Pretti “resisted” arrest (DHS Spokesperson Tricia McLaughlin) and “obstruct[ed]” law enforcement (Bovino) (similar to Trump’s prior commentary attributing Good’s death to Minnesota Democratic officials who “are actually encouraging Leftwing agitators to unlawfully obstruct their operations”).
Anyone who resists arrest or obstructs law enforcement can, indeed, be indicted and prosecuted by the federal government. Had DHS officials simply arrested Good and Pretti and charged them with obstruction, we’d never have heard their names (and they’d both be alive). But — though this shouldn’t need to be said aloud, let’s err on the side of caution — a person who resists or obstructs law enforcement cannot be summarily put to death.
“You cannot bring a firearm, loaded, with multiple magazines to any sort of protest that you want. It’s that simple” (FBI Director Kash Patel, echoing a prior statement by Noem, later reiterated by Bovino).
This one is so off-base that the president of the Gun Owners Caucus of Minnesota labeled it “fundamentally wrong.” (The National Rifle Association — yes, the NRA — rebuked a similar statement by a Trump-appointed U.S. attorney that “if you approach law enforcement with a gun, there is a high likelihood they will be justified in shooting you” as “dangerous and wrong.”)
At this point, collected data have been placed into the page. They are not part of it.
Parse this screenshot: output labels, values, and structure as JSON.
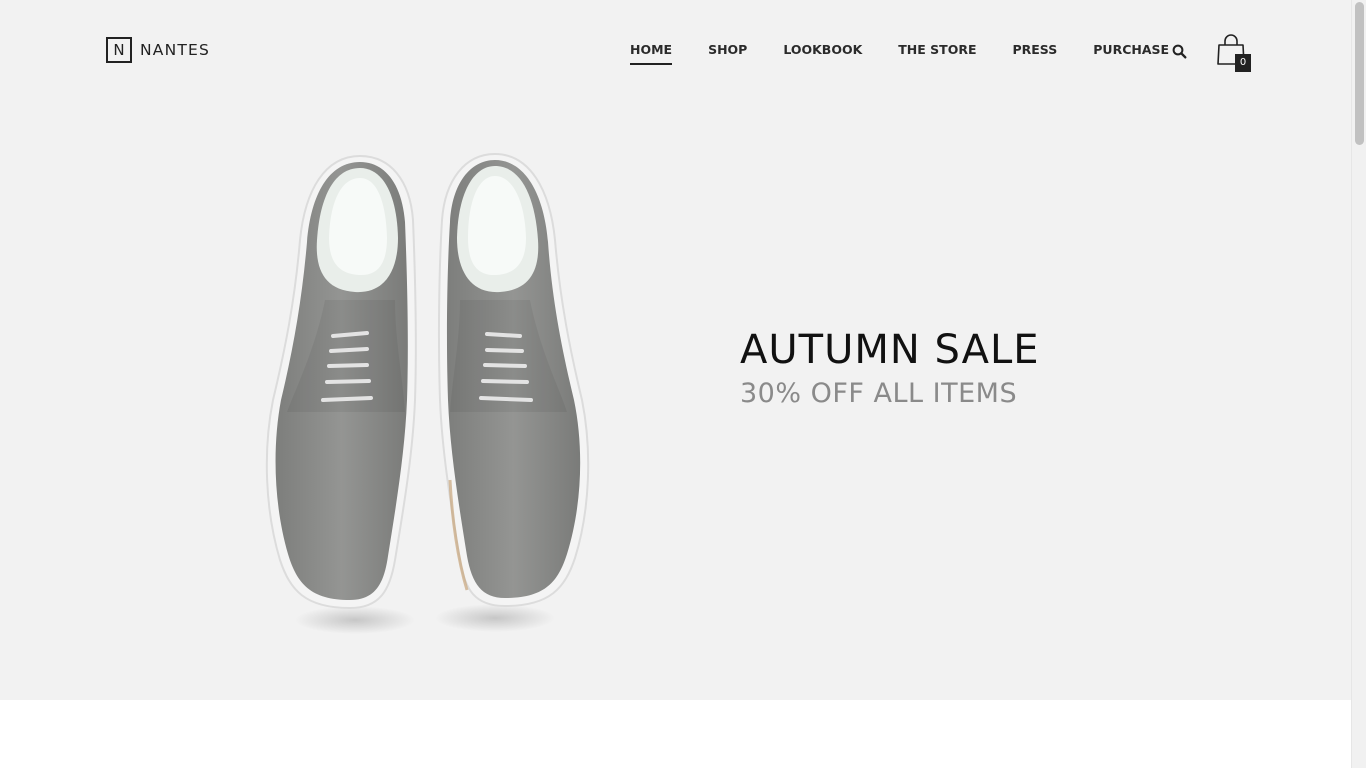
{
  "brand": {
    "logo_letter": "N",
    "name": "NANTES"
  },
  "nav": {
    "items": [
      {
        "label": "HOME",
        "active": true
      },
      {
        "label": "SHOP"
      },
      {
        "label": "LOOKBOOK"
      },
      {
        "label": "THE STORE"
      },
      {
        "label": "PRESS"
      },
      {
        "label": "PURCHASE"
      }
    ],
    "search_icon": "search-icon",
    "cart_icon": "shopping-bag-icon",
    "cart_count": "0"
  },
  "hero": {
    "title": "AUTUMN SALE",
    "subtitle": "30% OFF ALL ITEMS",
    "image": "grey-lace-up-shoes-image"
  },
  "colors": {
    "background": "#f2f2f2",
    "text": "#1a1a1a",
    "subtitle": "#8a8a8a",
    "badge": "#222222"
  }
}
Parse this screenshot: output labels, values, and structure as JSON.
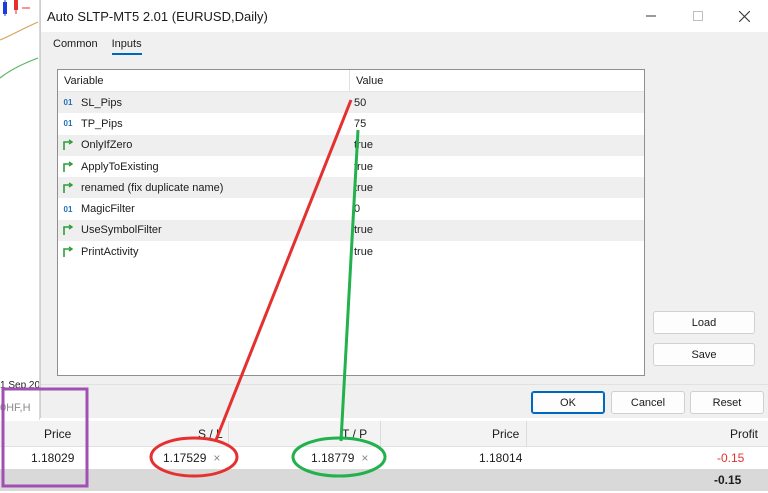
{
  "dialog": {
    "title": "Auto SLTP-MT5 2.01 (EURUSD,Daily)",
    "tabs": [
      {
        "label": "Common",
        "active": false
      },
      {
        "label": "Inputs",
        "active": true
      }
    ],
    "grid": {
      "columns": {
        "variable": "Variable",
        "value": "Value"
      },
      "rows": [
        {
          "icon": "int-icon",
          "icon_text": "01",
          "name": "SL_Pips",
          "value": "50"
        },
        {
          "icon": "int-icon",
          "icon_text": "01",
          "name": "TP_Pips",
          "value": "75"
        },
        {
          "icon": "bool-icon",
          "name": "OnlyIfZero",
          "value": "true"
        },
        {
          "icon": "bool-icon",
          "name": "ApplyToExisting",
          "value": "true"
        },
        {
          "icon": "bool-icon",
          "name": "renamed (fix duplicate name)",
          "value": "true"
        },
        {
          "icon": "int-icon",
          "icon_text": "01",
          "name": "MagicFilter",
          "value": "0"
        },
        {
          "icon": "bool-icon",
          "name": "UseSymbolFilter",
          "value": "true"
        },
        {
          "icon": "bool-icon",
          "name": "PrintActivity",
          "value": "true"
        }
      ]
    },
    "buttons": {
      "load": "Load",
      "save": "Save",
      "ok": "OK",
      "cancel": "Cancel",
      "reset": "Reset"
    }
  },
  "chart": {
    "date_label": "1 Sep 20"
  },
  "strip_text": "0HF,H",
  "terminal": {
    "headers": {
      "price": "Price",
      "sl": "S / L",
      "tp": "T / P",
      "price2": "Price",
      "profit": "Profit"
    },
    "row": {
      "price": "1.18029",
      "sl": "1.17529",
      "tp": "1.18779",
      "price2": "1.18014",
      "profit": "-0.15"
    },
    "total": {
      "profit": "-0.15"
    }
  },
  "colors": {
    "accent": "#0067c0",
    "annotation_red": "#e4312f",
    "annotation_green": "#22b14c",
    "annotation_purple": "#a24fb3",
    "negative": "#e4312f"
  }
}
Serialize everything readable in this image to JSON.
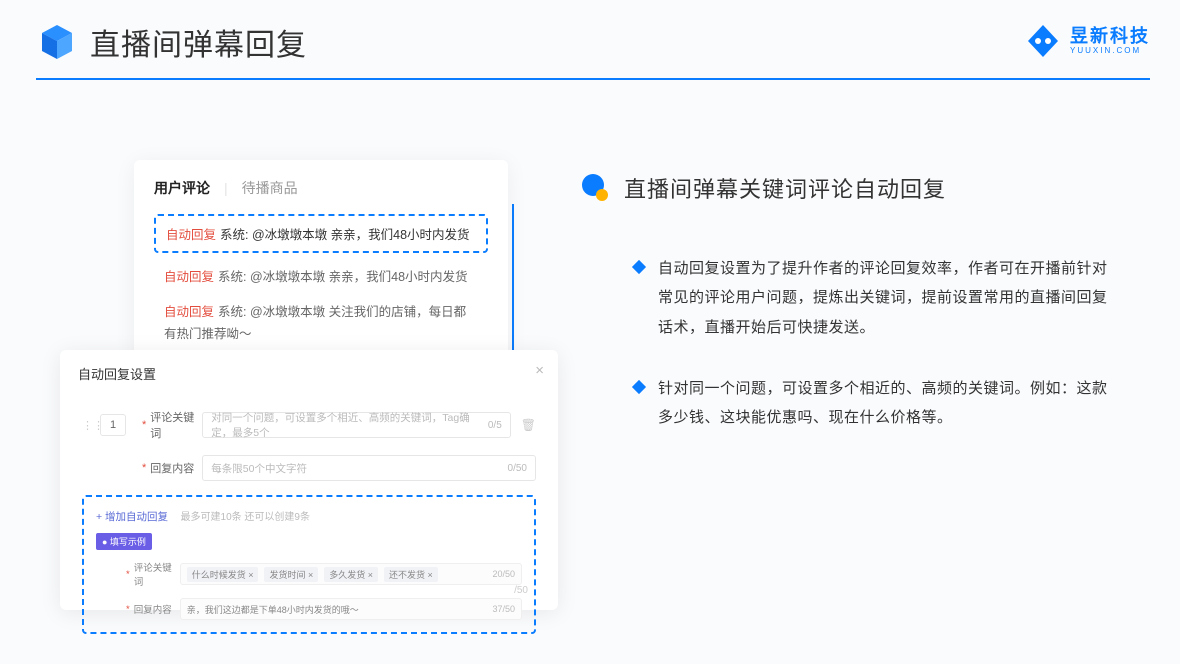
{
  "header": {
    "title": "直播间弹幕回复",
    "brand_cn": "昱新科技",
    "brand_en": "YUUXIN.COM"
  },
  "right": {
    "subtitle": "直播间弹幕关键词评论自动回复",
    "bullets": [
      "自动回复设置为了提升作者的评论回复效率，作者可在开播前针对常见的评论用户问题，提炼出关键词，提前设置常用的直播间回复话术，直播开始后可快捷发送。",
      "针对同一个问题，可设置多个相近的、高频的关键词。例如：这款多少钱、这块能优惠吗、现在什么价格等。"
    ]
  },
  "card_top": {
    "tab_active": "用户评论",
    "tab_inactive": "待播商品",
    "auto_tag": "自动回复",
    "highlighted": "系统: @冰墩墩本墩 亲亲，我们48小时内发货",
    "rows": [
      "系统: @冰墩墩本墩 亲亲，我们48小时内发货",
      "系统: @冰墩墩本墩 关注我们的店铺，每日都有热门推荐呦～"
    ]
  },
  "card_bottom": {
    "title": "自动回复设置",
    "num": "1",
    "kw_label": "评论关键词",
    "kw_placeholder": "对同一个问题，可设置多个相近、高频的关键词，Tag确定，最多5个",
    "kw_count": "0/5",
    "content_label": "回复内容",
    "content_placeholder": "每条限50个中文字符",
    "content_count": "0/50",
    "add_link": "+ 增加自动回复",
    "add_hint": "最多可建10条 还可以创建9条",
    "example_badge": "● 填写示例",
    "ex_kw_label": "评论关键词",
    "ex_tags": [
      "什么时候发货 ×",
      "发货时间 ×",
      "多久发货 ×",
      "还不发货 ×"
    ],
    "ex_kw_count": "20/50",
    "ex_content_label": "回复内容",
    "ex_content_text": "亲，我们这边都是下单48小时内发货的哦～",
    "ex_content_count": "37/50",
    "partial_count": "/50"
  }
}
First, Pretti had no prior criminal record and was properly licensed to own and carry his firearm in Minnesota. Second, like it or not, a person who lawfully possesses and carries a gun absolutely can bring it to a protest. (It may not be a great idea, but it’s legal.) Third, even if it was somehow unlawful to possess a firearm at a protest, the police are not entitled to use lethal force unless (as we saw above) it is reasonably considered necessary to prevent imminent death or serious bodily injury.
It’s plain that, when it comes to the fatal shootings in Minnesota, the Trump administration cares little for the finer points of law — you know, like “getting it right” and “applying it accurately.” It’s less clear why it’s so bad at this. Maybe it’s incompetence, maybe it’s malignance, or maybe it’s both. Whatever the underlying cause, the administration sabotages its own credibility when top officials fabricate the facts. And while distortions of the law are less detectable, they’re just as corrosive. The law, more than the facts, allows for flexible interpretation. But there’s only so far it can bend.